Facts4Life pilot in schools

Facts4Life pilot in schools

I never realised when I started to think of ways to teach about illness more than 20 years ago how long it would take for the idea to begin to take hold. But it has, finally. We started in earnest about 9 years ago with an after school project at Rednock School engaged with year 12 and 13 students. Two things came out of this – a game for primary school children which has been redesigned and included in the new resource and a conclusion that we should concentrate our initial efforts in primary schools where the curriculum is less constrained by subject specific agendas. This led to the pilot we’ve just completed funded initially by Stroud and Berkeley Vale Local Executive Group and then by it’s parent organisation, the Gloucestershire Clinical Commissioning Group (GCCG).

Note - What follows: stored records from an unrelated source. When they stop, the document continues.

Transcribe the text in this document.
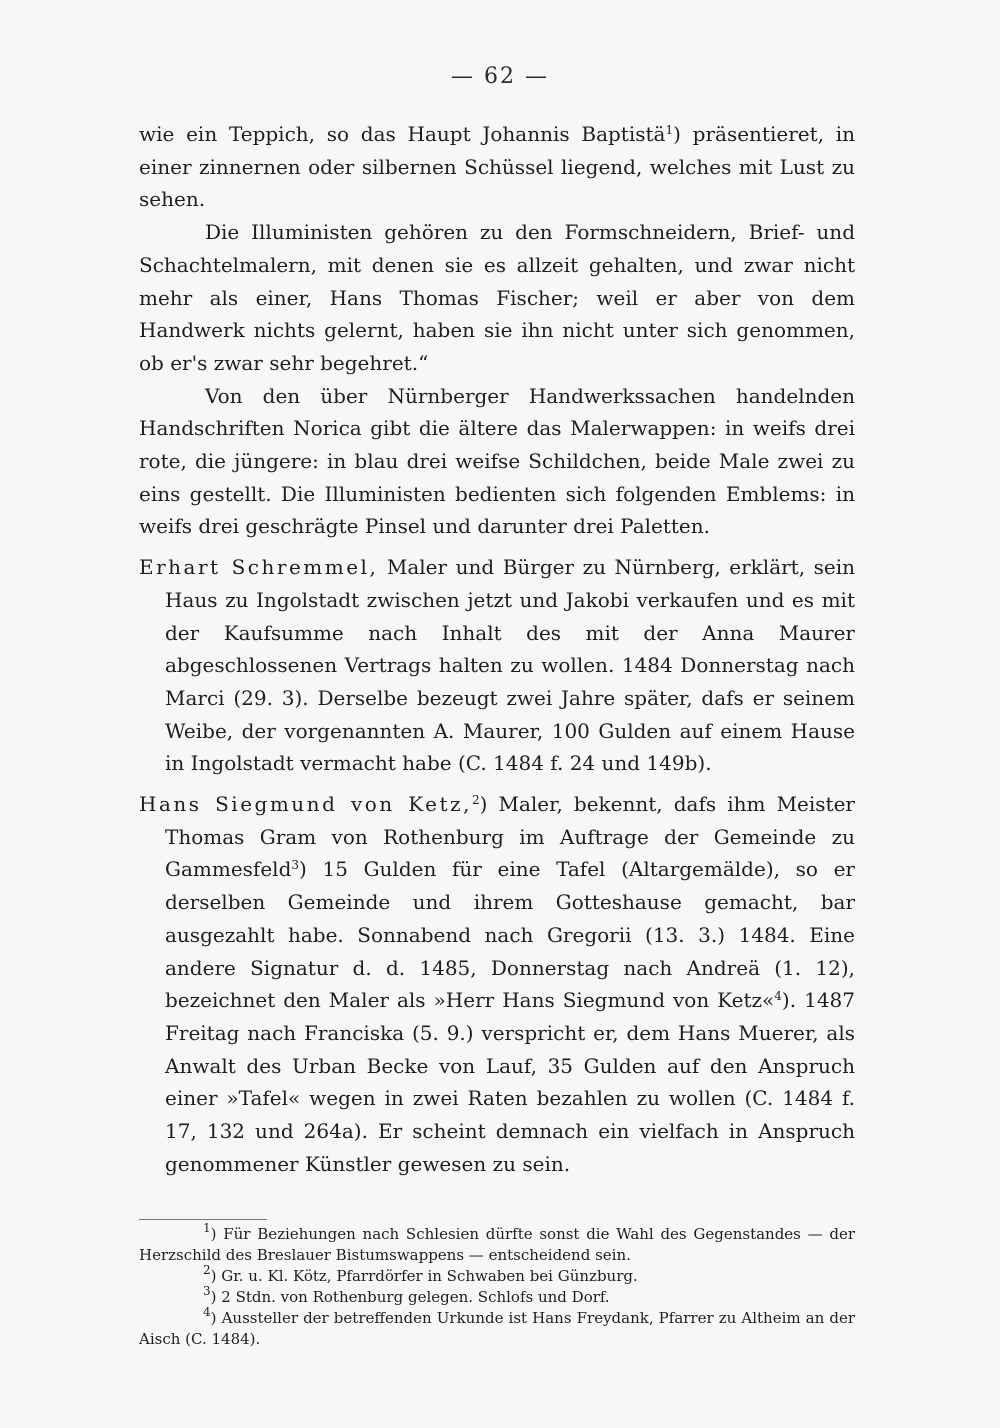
— 62 —

wie ein Teppich, so das Haupt Johannis Baptistä$^1$) präsentieret, in einer zinnernen oder silbernen Schüssel liegend, welches mit Lust zu sehen.

Die Illuministen gehören zu den Formschneidern, Brief- und Schachtelmalern, mit denen sie es allzeit gehalten, und zwar nicht mehr als einer, Hans Thomas Fischer; weil er aber von dem Handwerk nichts gelernt, haben sie ihn nicht unter sich genommen, ob er's zwar sehr begehret.“

Von den über Nürnberger Handwerkssachen handelnden Handschriften Norica gibt die ältere das Malerwappen: in weifs drei rote, die jüngere: in blau drei weifse Schildchen, beide Male zwei zu eins gestellt. Die Illuministen bedienten sich folgenden Emblems: in weifs drei geschrägte Pinsel und darunter drei Paletten.

Erhart Schremmel, Maler und Bürger zu Nürnberg, erklärt, sein Haus zu Ingolstadt zwischen jetzt und Jakobi verkaufen und es mit der Kaufsumme nach Inhalt des mit der Anna Maurer abgeschlossenen Vertrags halten zu wollen. 1484 Donnerstag nach Marci (29. 3). Derselbe bezeugt zwei Jahre später, dafs er seinem Weibe, der vorgenannten A. Maurer, 100 Gulden auf einem Hause in Ingolstadt vermacht habe (C. 1484 f. 24 und 149b).

Hans Siegmund von Ketz,$^2$) Maler, bekennt, dafs ihm Meister Thomas Gram von Rothenburg im Auftrage der Gemeinde zu Gammesfeld$^3$) 15 Gulden für eine Tafel (Altargemälde), so er derselben Gemeinde und ihrem Gotteshause gemacht, bar ausgezahlt habe. Sonnabend nach Gregorii (13. 3.) 1484. Eine andere Signatur d. d. 1485, Donnerstag nach Andreä (1. 12), bezeichnet den Maler als »Herr Hans Siegmund von Ketz«$^4$). 1487 Freitag nach Franciska (5. 9.) verspricht er, dem Hans Muerer, als Anwalt des Urban Becke von Lauf, 35 Gulden auf den Anspruch einer »Tafel« wegen in zwei Raten bezahlen zu wollen (C. 1484 f. 17, 132 und 264a). Er scheint demnach ein vielfach in Anspruch genommener Künstler gewesen zu sein.

$^1$) Für Beziehungen nach Schlesien dürfte sonst die Wahl des Gegenstandes — der Herzschild des Breslauer Bistumswappens — entscheidend sein.

$^2$) Gr. u. Kl. Kötz, Pfarrdörfer in Schwaben bei Günzburg.

$^3$) 2 Stdn. von Rothenburg gelegen. Schlofs und Dorf.

$^4$) Aussteller der betreffenden Urkunde ist Hans Freydank, Pfarrer zu Altheim an der Aisch (C. 1484).
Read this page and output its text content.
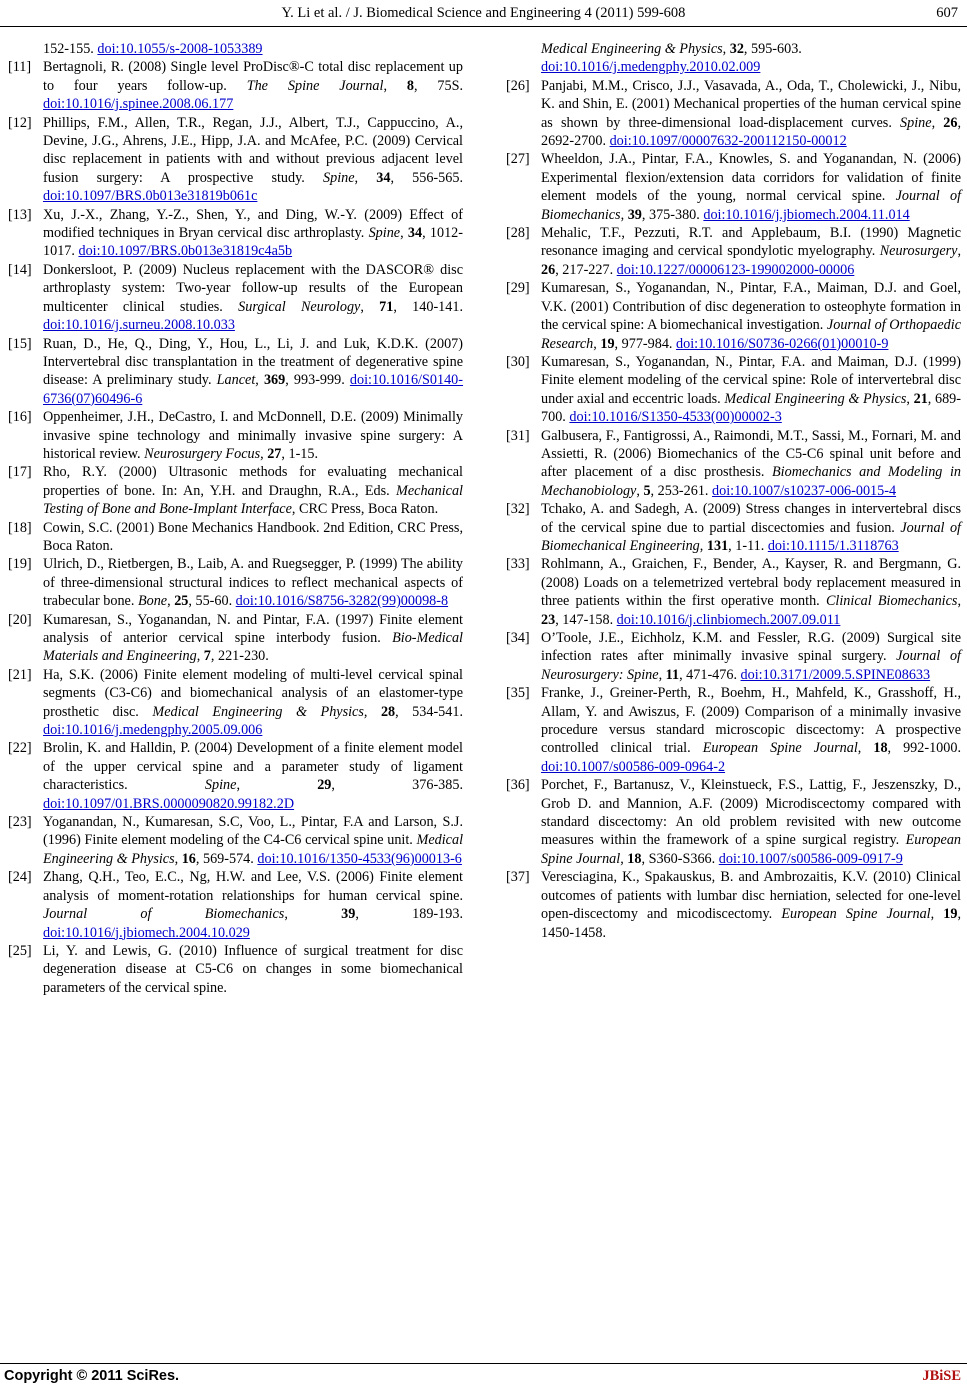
Y. Li et al. / J. Biomedical Science and Engineering 4 (2011) 599-608	607
152-155. doi:10.1055/s-2008-1053389
[11] Bertagnoli, R. (2008) Single level ProDisc®-C total disc replacement up to four years follow-up. The Spine Journal, 8, 75S. doi:10.1016/j.spinee.2008.06.177
[12] Phillips, F.M., Allen, T.R., Regan, J.J., Albert, T.J., Cappuccino, A., Devine, J.G., Ahrens, J.E., Hipp, J.A. and McAfee, P.C. (2009) Cervical disc replacement in patients with and without previous adjacent level fusion surgery: A prospective study. Spine, 34, 556-565. doi:10.1097/BRS.0b013e31819b061c
[13] Xu, J.-X., Zhang, Y.-Z., Shen, Y., and Ding, W.-Y. (2009) Effect of modified techniques in Bryan cervical disc arthroplasty. Spine, 34, 1012-1017. doi:10.1097/BRS.0b013e31819c4a5b
[14] Donkersloot, P. (2009) Nucleus replacement with the DASCOR® disc arthroplasty system: Two-year follow-up results of the European multicenter clinical studies. Surgical Neurology, 71, 140-141. doi:10.1016/j.surneu.2008.10.033
[15] Ruan, D., He, Q., Ding, Y., Hou, L., Li, J. and Luk, K.D.K. (2007) Intervertebral disc transplantation in the treatment of degenerative spine disease: A preliminary study. Lancet, 369, 993-999. doi:10.1016/S0140-6736(07)60496-6
[16] Oppenheimer, J.H., DeCastro, I. and McDonnell, D.E. (2009) Minimally invasive spine technology and minimally invasive spine surgery: A historical review. Neurosurgery Focus, 27, 1-15.
[17] Rho, R.Y. (2000) Ultrasonic methods for evaluating mechanical properties of bone. In: An, Y.H. and Draughn, R.A., Eds. Mechanical Testing of Bone and Bone-Implant Interface, CRC Press, Boca Raton.
[18] Cowin, S.C. (2001) Bone Mechanics Handbook. 2nd Edition, CRC Press, Boca Raton.
[19] Ulrich, D., Rietbergen, B., Laib, A. and Ruegsegger, P. (1999) The ability of three-dimensional structural indices to reflect mechanical aspects of trabecular bone. Bone, 25, 55-60. doi:10.1016/S8756-3282(99)00098-8
[20] Kumaresan, S., Yoganandan, N. and Pintar, F.A. (1997) Finite element analysis of anterior cervical spine interbody fusion. Bio-Medical Materials and Engineering, 7, 221-230.
[21] Ha, S.K. (2006) Finite element modeling of multi-level cervical spinal segments (C3-C6) and biomechanical analysis of an elastomer-type prosthetic disc. Medical Engineering & Physics, 28, 534-541. doi:10.1016/j.medengphy.2005.09.006
[22] Brolin, K. and Halldin, P. (2004) Development of a finite element model of the upper cervical spine and a parameter study of ligament characteristics.	Spine, 29, 376-385. doi:10.1097/01.BRS.0000090820.99182.2D
[23] Yoganandan, N., Kumaresan, S.C, Voo, L., Pintar, F.A and Larson, S.J. (1996) Finite element modeling of the C4-C6 cervical spine unit. Medical Engineering & Physics, 16, 569-574. doi:10.1016/1350-4533(96)00013-6
[24] Zhang, Q.H., Teo, E.C., Ng, H.W. and Lee, V.S. (2006) Finite element analysis of moment-rotation relationships for human cervical spine. Journal of Biomechanics, 39, 189-193. doi:10.1016/j.jbiomech.2004.10.029
[25] Li, Y. and Lewis, G. (2010) Influence of surgical treatment for disc degeneration disease at C5-C6 on changes in some biomechanical parameters of the cervical spine.
Medical Engineering & Physics, 32, 595-603.
doi:10.1016/j.medengphy.2010.02.009
[26] Panjabi, M.M., Crisco, J.J., Vasavada, A., Oda, T., Cholewicki, J., Nibu, K. and Shin, E. (2001) Mechanical properties of the human cervical spine as shown by three-dimensional load-displacement curves. Spine, 26, 2692-2700. doi:10.1097/00007632-200112150-00012
[27] Wheeldon, J.A., Pintar, F.A., Knowles, S. and Yoganandan, N. (2006) Experimental flexion/extension data corridors for validation of finite element models of the young, normal cervical spine. Journal of Biomechanics, 39, 375-380. doi:10.1016/j.jbiomech.2004.11.014
[28] Mehalic, T.F., Pezzuti, R.T. and Applebaum, B.I. (1990) Magnetic resonance imaging and cervical spondylotic myelography. Neurosurgery, 26, 217-227. doi:10.1227/00006123-199002000-00006
[29] Kumaresan, S., Yoganandan, N., Pintar, F.A., Maiman, D.J. and Goel, V.K. (2001) Contribution of disc degeneration to osteophyte formation in the cervical spine: A biomechanical investigation. Journal of Orthopaedic Research, 19, 977-984. doi:10.1016/S0736-0266(01)00010-9
[30] Kumaresan, S., Yoganandan, N., Pintar, F.A. and Maiman, D.J. (1999) Finite element modeling of the cervical spine: Role of intervertebral disc under axial and eccentric loads. Medical Engineering & Physics, 21, 689-700. doi:10.1016/S1350-4533(00)00002-3
[31] Galbusera, F., Fantigrossi, A., Raimondi, M.T., Sassi, M., Fornari, M. and Assietti, R. (2006) Biomechanics of the C5-C6 spinal unit before and after placement of a disc prosthesis. Biomechanics and Modeling in Mechanobiology, 5, 253-261. doi:10.1007/s10237-006-0015-4
[32] Tchako, A. and Sadegh, A. (2009) Stress changes in intervertebral discs of the cervical spine due to partial discectomies and fusion. Journal of Biomechanical Engineering, 131, 1-11. doi:10.1115/1.3118763
[33] Rohlmann, A., Graichen, F., Bender, A., Kayser, R. and Bergmann, G. (2008) Loads on a telemetrized vertebral body replacement measured in three patients within the first operative month. Clinical Biomechanics, 23, 147-158. doi:10.1016/j.clinbiomech.2007.09.011
[34] O’Toole, J.E., Eichholz, K.M. and Fessler, R.G. (2009) Surgical site infection rates after minimally invasive spinal surgery. Journal of Neurosurgery: Spine, 11, 471-476. doi:10.3171/2009.5.SPINE08633
[35] Franke, J., Greiner-Perth, R., Boehm, H., Mahfeld, K., Grasshoff, H., Allam, Y. and Awiszus, F. (2009) Comparison of a minimally invasive procedure versus standard microscopic discectomy: A prospective controlled clinical trial. European Spine Journal, 18, 992-1000. doi:10.1007/s00586-009-0964-2
[36] Porchet, F., Bartanusz, V., Kleinstueck, F.S., Lattig, F., Jeszenszky, D., Grob D. and Mannion, A.F. (2009) Microdiscectomy compared with standard discectomy: An old problem revisited with new outcome measures within the framework of a spine surgical registry. European Spine Journal, 18, S360-S366. doi:10.1007/s00586-009-0917-9
[37] Veresciagina, K., Spakauskus, B. and Ambrozaitis, K.V. (2010) Clinical outcomes of patients with lumbar disc herniation, selected for one-level open-discectomy and micodiscectomy. European Spine Journal, 19, 1450-1458.
Copyright © 2011 SciRes.	JBiSE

Our recent pilot in 10 primary schools in Gloucestershire has been assessed by our academic partners at University of the West of England (UWE). We looked at a total of 324 pupils about half of whom were controls (5 schools in each group). For me the aim of the pilot was to see if we could start a debate about illness without causing any harm.

Well, it looks like we did well on both accounts – see John’s post this morning: Facts4Life Intervention Changes Children’s Attitudes to Illness. It looks like children are very interested to talk about illness and discover what’s going on. They like the open ended approach that we are trying to foster and there seems to be no evidence that we have actually made them more anxious about illness – something we were aware we could cause.

We feel that there is enormous potential for children to learn about the world through a study of illness in themselves, their families, the wider community, nationally and internationally and that pulling all these threads together will give them a better grounding and better understanding of health and their role in maintaining it.

We also feel that children grasp the idea that illness is a continuum, that chance plays a role and that they can handle the idea that some things are not black and white – the grey idea.

We are very much looking forward to the expansion of the project into more primary schools and back into secondary schools with the help of our funders, GCCG and Public Health Gloucestershire and of our other partners, Gloucestershire Healthy Living and UWE.